Jalan Ahmad Dahlan sepanjang 850 meter antara pertigaan Polsek Bumiayu sampai lampu mereh perempatan Langkap, merupakan jalur penghubung antar jalan Diponegoro do pusat Kota Kecamatan Bumiayu dengan jalan lingkar luar Bumiayu. Di sepanjang jalur ini ada beberapa sekolah, juga RSUD Bumiayu dan beberapa pertokoan, sehingga lalu lintas seringkali padat terutama pada jam-jam sibuk.
Kepala UPTD Pekerjaan Umum dan Tata Ruang (PUTR) Wilayah Bumiayu, Suharto menyatakan, jalan Ahmad Dahlan mudah mengalami kerusakan akibat badan jalan yang rendah. Saat turun hujan jalan banjir dan drainase tidak berfungsi dengan baik, sehingga aspal sering mengelupas.
"Jalan cepat rusak karena di beberapa titik badan jalan lebih rendah dari drainase," katanya kepada PanturaNews.Com, Selasa 19 Januari 2016.
Menurutnya, untuk mengatasi persoalan itu jalan Ahmad Dahlan akan diperbaiki dengan kontruksi rigid beton pada tahun 2016 ini. Pemkab Brebes telah menganggarkan Rp 1 M untuk memperbaiki jalan itu melalui APBD tahun ini.
"Agar tidak cepat rusak rencananya akan diperbaiki dengan dirigid beton," ujar Suharto.
Dikatakan, kondisi jalan dan kontur tanah pada beberapa titik menjadi faktor utama yang menyebabkan jalan Ahmad Dahlan selama ini cepat rusak. Kontruksi rigid beton menjadi pilihan agar jalan lebih awet.

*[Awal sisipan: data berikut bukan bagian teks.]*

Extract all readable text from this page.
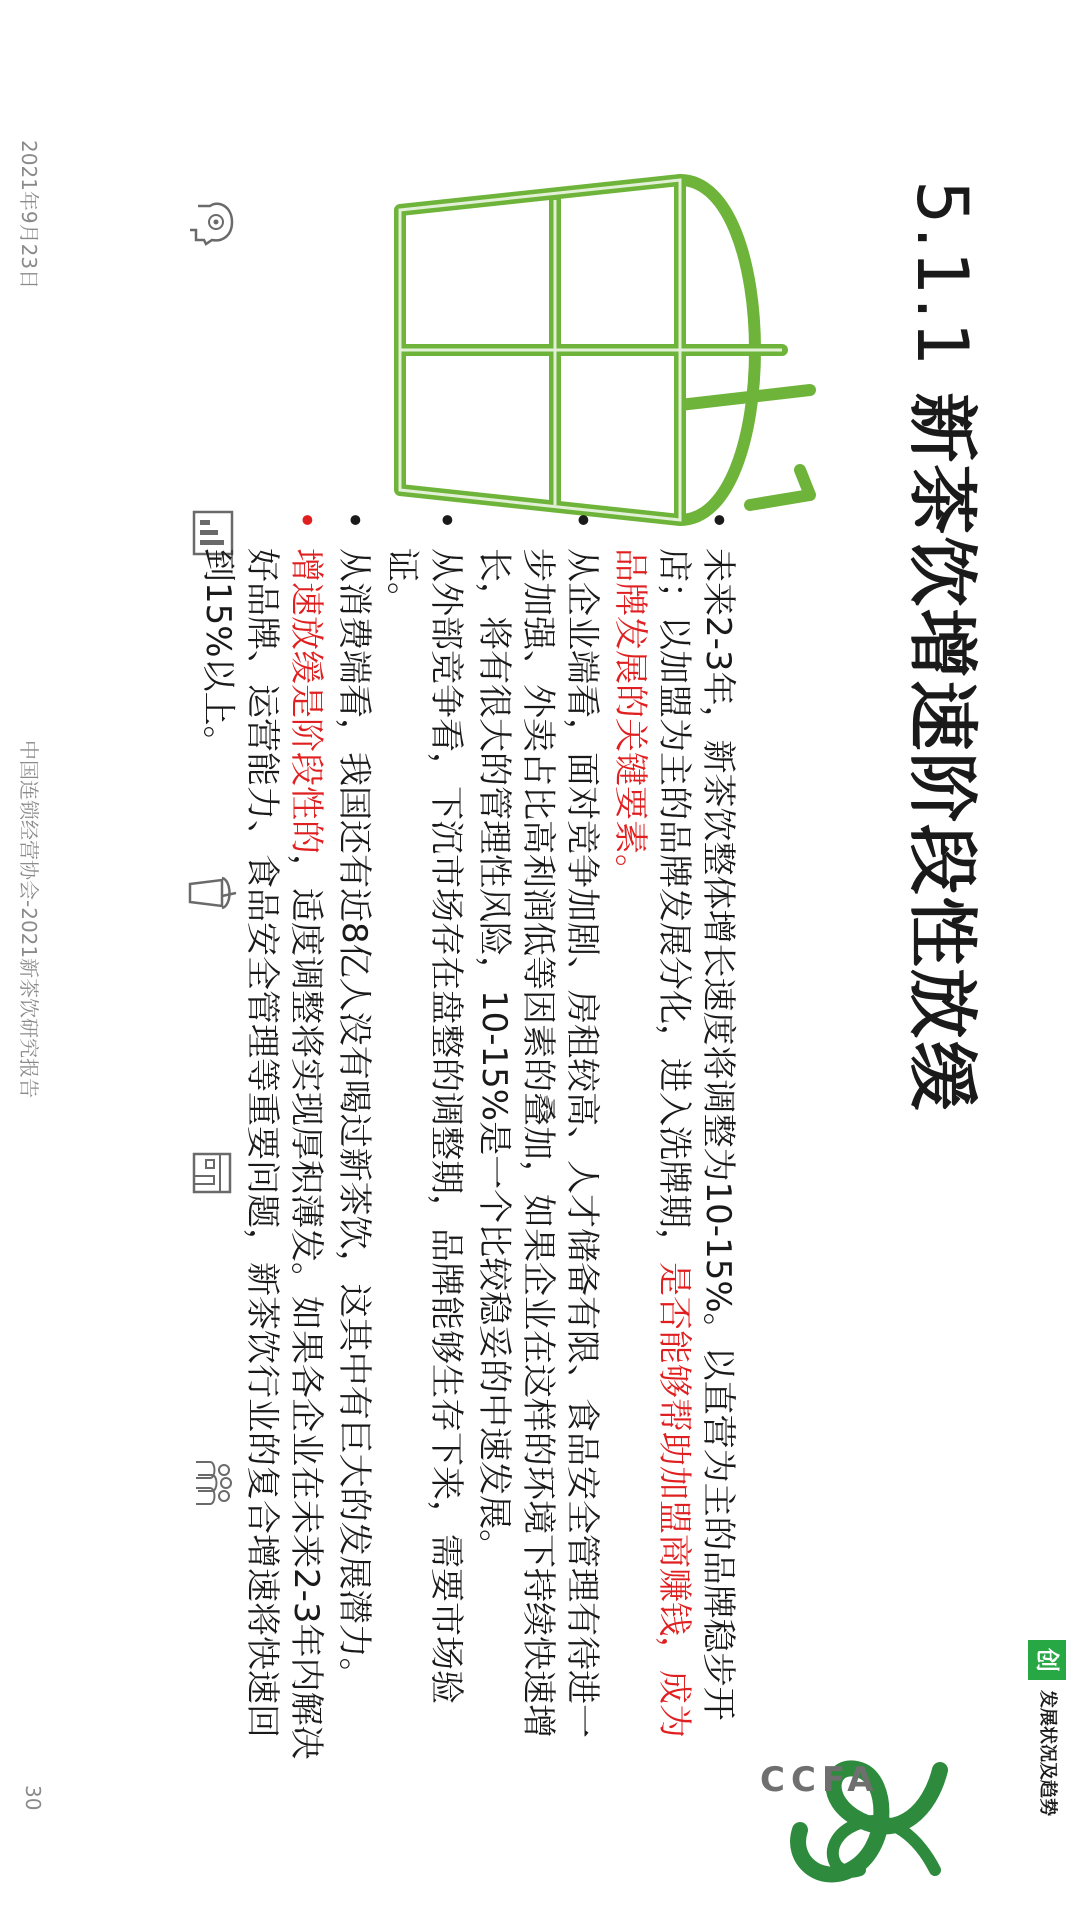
创
发展状况及趋势
CCFA
5.1.1 新茶饮增速阶段性放缓
•
未来2-3年，新茶饮整体增长速度将调整为10-15%。以直营为主的品牌稳步开店；以加盟为主的品牌发展分化，进入洗牌期，是否能够帮助加盟商赚钱，成为品牌发展的关键要素。
•
从企业端看，面对竞争加剧、房租较高、人才储备有限、食品安全管理有待进一步加强、外卖占比高利润低等因素的叠加，如果企业在这样的环境下持续快速增长，将有很大的管理性风险，10-15%是一个比较稳妥的中速发展。
•
从外部竞争看，下沉市场存在盘整的调整期，品牌能够生存下来，需要市场验证。
•
从消费端看，我国还有近8亿人没有喝过新茶饮，这其中有巨大的发展潜力。
•
增速放缓是阶段性的，适度调整将实现厚积薄发。如果各企业在未来2-3年内解决好品牌、运营能力、食品安全管理等重要问题，新茶饮行业的复合增速将快速回到15%以上。
2021年9月23日
中国连锁经营协会-2021新茶饮研究报告
30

Selain itu, lebar jalan Ahmad Dahlan yang empat meter dengan mulai padatnya arus lalu lintas juga menjadi pemikiran untuk dilakukan pelebaran. Meski begitu belum direncanakan pada tahun ini, tapi pada tahun anggaran berikutnya.
"Untuk pelebaran jalan tidak atahun ini, tapi sudah menjadi pemikiran juga," tandas Suharto.